By: Pete Inness
Figure 1: Bluebells in a wood near Reading on the 16th of April 2020 (left) and the same date in 2021 (right). In 2021 the flowers are yet to emerge and there are no leaves on the trees.
Bluebells regularly come out top in surveys of Britain’s favourite wildflower. From mid-April to mid-May they form carpets of lilac-coloured and strongly scented flowers in woodlands from Southern England to Scotland. Reading is particularly well placed for seeing these flowers with the beech woods of the Chilterns to the north of Reading being a favoured location for them. In fact, you don’t even need to leave the University campus as there are several good locations for them within a couple of minutes’ walk from the Meteorology Department.
Since I first came to Reading as a student in the late 80’s I’ve tried to get out into the countryside most years to see the bluebells at their best. This involves careful timing. Back in those early days I would have said that the May Day Bank Holiday weekend was the best time to catch them, but in the intervening 30 years that date has moved forward somewhat and I’d now say that going out a week or so earlier than this gives you a better chance of seeing them in their prime.
The main cause of year-to-year variations in the flowering date of bluebells is temperature variability. Whilst, like most woodland flowers, they are primed to get through much of their above-ground life cycle before the leaf canopy gets too thick and cuts down the sunlight reaching the forest floor, flowering can be accelerated or delayed by warmer or colder temperatures through the Spring months.
A few years ago, I decided to turn my interest in bluebells, and the annual cycle of nature in general, into something more productive by running undergraduate projects looking at relationships between weather patterns and the occurrence of events in the natural world. This has been made possible by an excellent citizen science project called Nature’s Calendar which is run jointly by the Centre for Ecology and Hydrology and the Woodland Trust. This project encourages members of the public to report their sightings of a wide range of natural events such as first flowering of flowers and shrubs, first nest building of common birds, or first appearance of certain species of butterfly and other insects. Using the data recorded by this project, together with weather data such as the Met Office’s Central England Temperature record, students can explore relationships between weather and the annual cycle of the natural world and then relate them to specific weather events such as “the Beast from the East” in 2018 or longer-term changes in climate.
These studies by our students have shown that the flowering date of bluebells is sensitive to the average temperature through February and March – the months when the leaves emerge from the ground and the flower stalks and buds form. Every 1 degree Celsius rise in mean temperature across these months leads to bluebells flowering about 5 days earlier. The average temperature in April seems to have very little impact on the flowering date and this makes sense. Because bluebells produce their first flowers in mid-April (earlier in sheltered spots and in the south of the country), the temperature of the remainder of the month is immaterial to the flowering date.
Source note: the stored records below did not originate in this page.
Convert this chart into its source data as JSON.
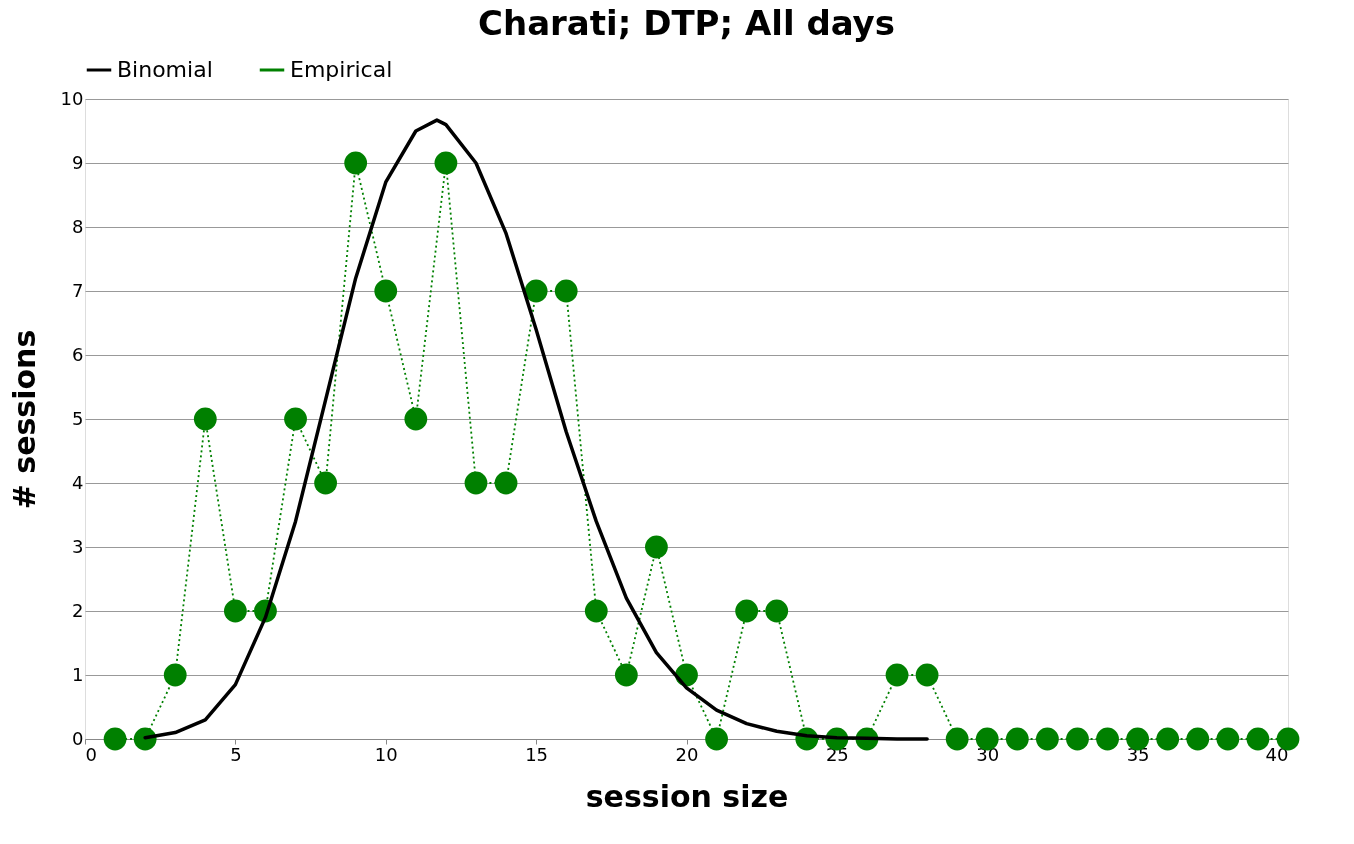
{
  "chart_data": {
    "type": "line",
    "title": "Charati; DTP; All days",
    "xlabel": "session size",
    "ylabel": "# sessions",
    "xlim": [
      0,
      40
    ],
    "xticks": [
      0,
      5,
      10,
      15,
      20,
      25,
      30,
      35,
      40
    ],
    "ylim": [
      0,
      10
    ],
    "yticks": [
      0,
      1,
      2,
      3,
      4,
      5,
      6,
      7,
      8,
      9,
      10
    ],
    "grid": "y",
    "legend": "top",
    "series": [
      {
        "name": "Binomial",
        "color": "#000000",
        "marker": "none",
        "line_style": "solid",
        "x": [
          2,
          3,
          4,
          5,
          6,
          7,
          8,
          9,
          10,
          11,
          11.7,
          12,
          13,
          14,
          15,
          16,
          17,
          18,
          19,
          20,
          21,
          22,
          23,
          24,
          25,
          26,
          27,
          28
        ],
        "values": [
          0.02,
          0.1,
          0.3,
          0.85,
          1.9,
          3.4,
          5.3,
          7.2,
          8.7,
          9.5,
          9.67,
          9.6,
          9.0,
          7.9,
          6.4,
          4.8,
          3.4,
          2.2,
          1.35,
          0.8,
          0.45,
          0.24,
          0.12,
          0.05,
          0.02,
          0.01,
          0,
          0
        ]
      },
      {
        "name": "Empirical",
        "color": "#008000",
        "marker": "circle",
        "line_style": "dotted",
        "x": [
          1,
          2,
          3,
          4,
          5,
          6,
          7,
          8,
          9,
          10,
          11,
          12,
          13,
          14,
          15,
          16,
          17,
          18,
          19,
          20,
          21,
          22,
          23,
          24,
          25,
          26,
          27,
          28,
          29,
          30,
          31,
          32,
          33,
          34,
          35,
          36,
          37,
          38,
          39,
          40
        ],
        "values": [
          0,
          0,
          1,
          5,
          2,
          2,
          5,
          4,
          9,
          7,
          5,
          9,
          4,
          4,
          7,
          7,
          2,
          1,
          3,
          1,
          0,
          2,
          2,
          0,
          0,
          0,
          1,
          1,
          0,
          0,
          0,
          0,
          0,
          0,
          0,
          0,
          0,
          0,
          0,
          0
        ]
      }
    ]
  }
}
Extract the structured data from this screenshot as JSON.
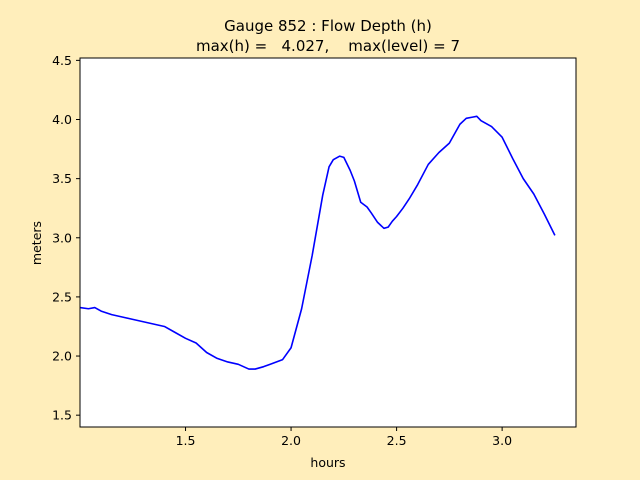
{
  "chart_data": {
    "type": "line",
    "title_line1": "Gauge 852 : Flow Depth (h)",
    "title_line2": "max(h) =   4.027,    max(level) = 7",
    "xlabel": "hours",
    "ylabel": "meters",
    "xlim": [
      1.0,
      3.35
    ],
    "ylim": [
      1.4,
      4.52
    ],
    "xticks": [
      1.5,
      2.0,
      2.5,
      3.0
    ],
    "xtick_labels": [
      "1.5",
      "2.0",
      "2.5",
      "3.0"
    ],
    "yticks": [
      1.5,
      2.0,
      2.5,
      3.0,
      3.5,
      4.0,
      4.5
    ],
    "ytick_labels": [
      "1.5",
      "2.0",
      "2.5",
      "3.0",
      "3.5",
      "4.0",
      "4.5"
    ],
    "grid": false,
    "line_color": "#0000ff",
    "background_color": "#ffeebb",
    "plot_background": "#ffffff",
    "series": [
      {
        "x": [
          1.0,
          1.04,
          1.07,
          1.1,
          1.15,
          1.2,
          1.25,
          1.3,
          1.35,
          1.4,
          1.45,
          1.5,
          1.55,
          1.6,
          1.65,
          1.7,
          1.75,
          1.8,
          1.83,
          1.87,
          1.9,
          1.93,
          1.96,
          2.0,
          2.05,
          2.1,
          2.15,
          2.18,
          2.2,
          2.23,
          2.25,
          2.28,
          2.3,
          2.33,
          2.36,
          2.38,
          2.41,
          2.44,
          2.46,
          2.48,
          2.5,
          2.53,
          2.56,
          2.6,
          2.65,
          2.7,
          2.75,
          2.8,
          2.83,
          2.86,
          2.88,
          2.9,
          2.95,
          3.0,
          3.05,
          3.1,
          3.15,
          3.2,
          3.25
        ],
        "y": [
          2.41,
          2.4,
          2.41,
          2.38,
          2.35,
          2.33,
          2.31,
          2.29,
          2.27,
          2.25,
          2.2,
          2.15,
          2.11,
          2.03,
          1.98,
          1.95,
          1.93,
          1.89,
          1.89,
          1.91,
          1.93,
          1.95,
          1.97,
          2.07,
          2.4,
          2.85,
          3.36,
          3.6,
          3.66,
          3.69,
          3.68,
          3.57,
          3.48,
          3.3,
          3.26,
          3.21,
          3.13,
          3.08,
          3.09,
          3.14,
          3.18,
          3.25,
          3.33,
          3.45,
          3.62,
          3.72,
          3.8,
          3.96,
          4.01,
          4.02,
          4.027,
          3.99,
          3.94,
          3.85,
          3.67,
          3.5,
          3.37,
          3.2,
          3.02
        ]
      }
    ]
  }
}
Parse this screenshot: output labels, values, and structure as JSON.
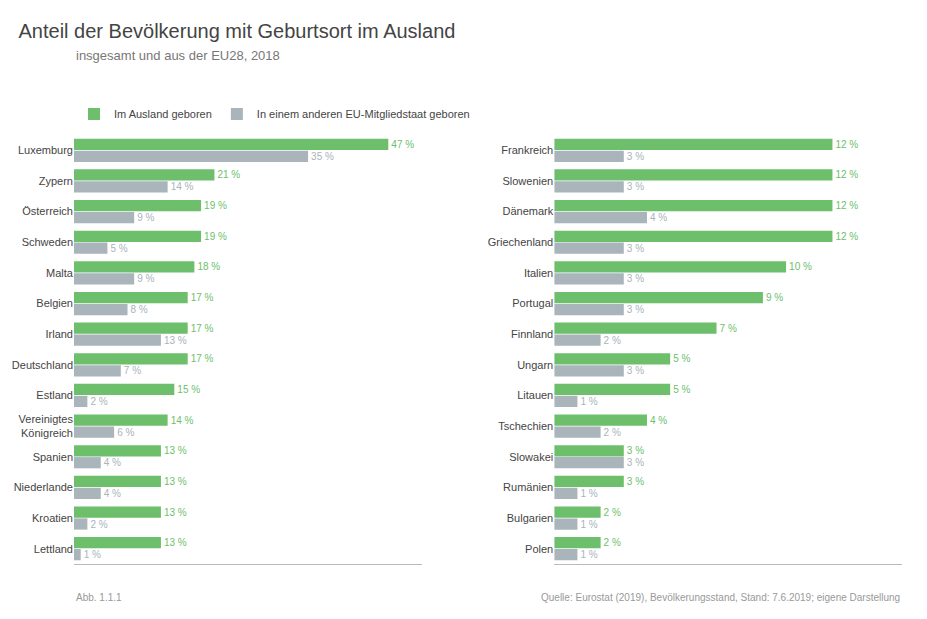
{
  "chart_data": [
    {
      "type": "bar",
      "orientation": "horizontal",
      "title": "Anteil der Bevölkerung mit Geburtsort im Ausland",
      "subtitle": "insgesamt und aus der EU28, 2018",
      "annotations": [
        "Abb. 1.1.1",
        "Quelle: Eurostat (2019), Bevölkerungsstand, Stand: 7.6.2019; eigene Darstellung"
      ],
      "categories": [
        "Luxemburg",
        "Zypern",
        "Österreich",
        "Schweden",
        "Malta",
        "Belgien",
        "Irland",
        "Deutschland",
        "Estland",
        "Vereinigtes\nKönigreich",
        "Spanien",
        "Niederlande",
        "Kroatien",
        "Lettland"
      ],
      "series": [
        {
          "name": "Im Ausland geboren",
          "color": "#6dbf6b",
          "values": [
            47,
            21,
            19,
            19,
            18,
            17,
            17,
            17,
            15,
            14,
            13,
            13,
            13,
            13
          ],
          "value_labels": [
            "47 %",
            "21 %",
            "19 %",
            "19 %",
            "18 %",
            "17 %",
            "17 %",
            "17 %",
            "15 %",
            "14 %",
            "13 %",
            "13 %",
            "13 %",
            "13 %"
          ]
        },
        {
          "name": "In einem anderen EU-Mitgliedstaat geboren",
          "color": "#a9b4bb",
          "values": [
            35,
            14,
            9,
            5,
            9,
            8,
            13,
            7,
            2,
            6,
            4,
            4,
            2,
            1
          ],
          "value_labels": [
            "35 %",
            "14 %",
            "9 %",
            "5 %",
            "9 %",
            "8 %",
            "13 %",
            "7 %",
            "2 %",
            "6 %",
            "4 %",
            "4 %",
            "2 %",
            "1 %"
          ]
        }
      ],
      "xlim": [
        0,
        52
      ],
      "grid": false,
      "legend": "top",
      "data_labels": true,
      "tick_labels": "y"
    },
    {
      "type": "bar",
      "orientation": "horizontal",
      "categories": [
        "Frankreich",
        "Slowenien",
        "Dänemark",
        "Griechenland",
        "Italien",
        "Portugal",
        "Finnland",
        "Ungarn",
        "Litauen",
        "Tschechien",
        "Slowakei",
        "Rumänien",
        "Bulgarien",
        "Polen"
      ],
      "series": [
        {
          "name": "Im Ausland geboren",
          "color": "#6dbf6b",
          "values": [
            12,
            12,
            12,
            12,
            10,
            9,
            7,
            5,
            5,
            4,
            3,
            3,
            2,
            2
          ],
          "value_labels": [
            "12 %",
            "12 %",
            "12 %",
            "12 %",
            "10 %",
            "9 %",
            "7 %",
            "5 %",
            "5 %",
            "4 %",
            "3 %",
            "3 %",
            "2 %",
            "2 %"
          ]
        },
        {
          "name": "In einem anderen EU-Mitgliedstaat geboren",
          "color": "#a9b4bb",
          "values": [
            3,
            3,
            4,
            3,
            3,
            3,
            2,
            3,
            1,
            2,
            3,
            1,
            1,
            1
          ],
          "value_labels": [
            "3 %",
            "3 %",
            "4 %",
            "3 %",
            "3 %",
            "3 %",
            "2 %",
            "3 %",
            "1 %",
            "2 %",
            "3 %",
            "1 %",
            "1 %",
            "1 %"
          ]
        }
      ],
      "xlim": [
        0,
        15
      ],
      "grid": false,
      "data_labels": true,
      "tick_labels": "y"
    }
  ]
}
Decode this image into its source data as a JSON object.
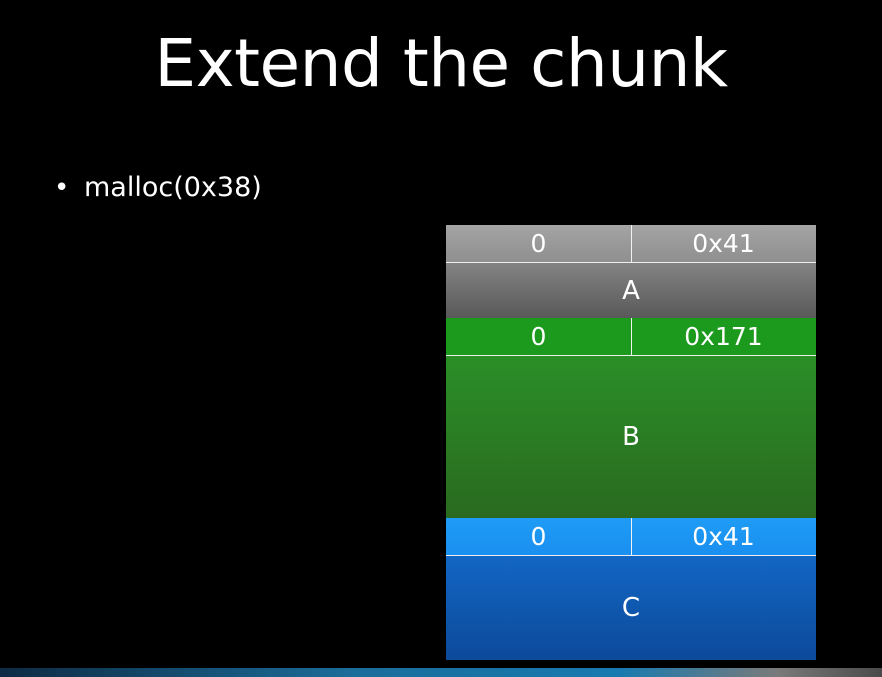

2021 seems to be an exception to that rule. Whilst February 2021 was quite a bit colder than 2020, March 2021 was actually warmer than 2020. The differences in temperature between these 2 years in February and March are nowhere near large enough to explain the difference in the state of the bluebells in the pictures above, both taken on the 16th of April, in 2020 and 2021 respectively. April 2021 has been one of the coolest Aprils in recent years and in Reading has been the frostiest April since 1917. There have been 11 air frosts recorded at our Atmospheric Observatory through the month and only 5 nights in the month when there wasn’t a ground frost. To put these numbers in context, in a typical April in Reading we would expect 2 air frosts.
These frosts effectively slammed the brakes on the flowering process. Bluebells have evolved to avoid exposing the delicate reproductive parts of their flowers to frost and so during the first half of April the flower buds remained closed. Even now, at the start of May, the bluebells in our local area are still some way behind the dense carpets of flowers that we saw in mid-April last year.
So, this year’s project students will be studying the effect of these exceptional frosts on UK wildlife and looking for their impacts on other plants, trees, birds and insects.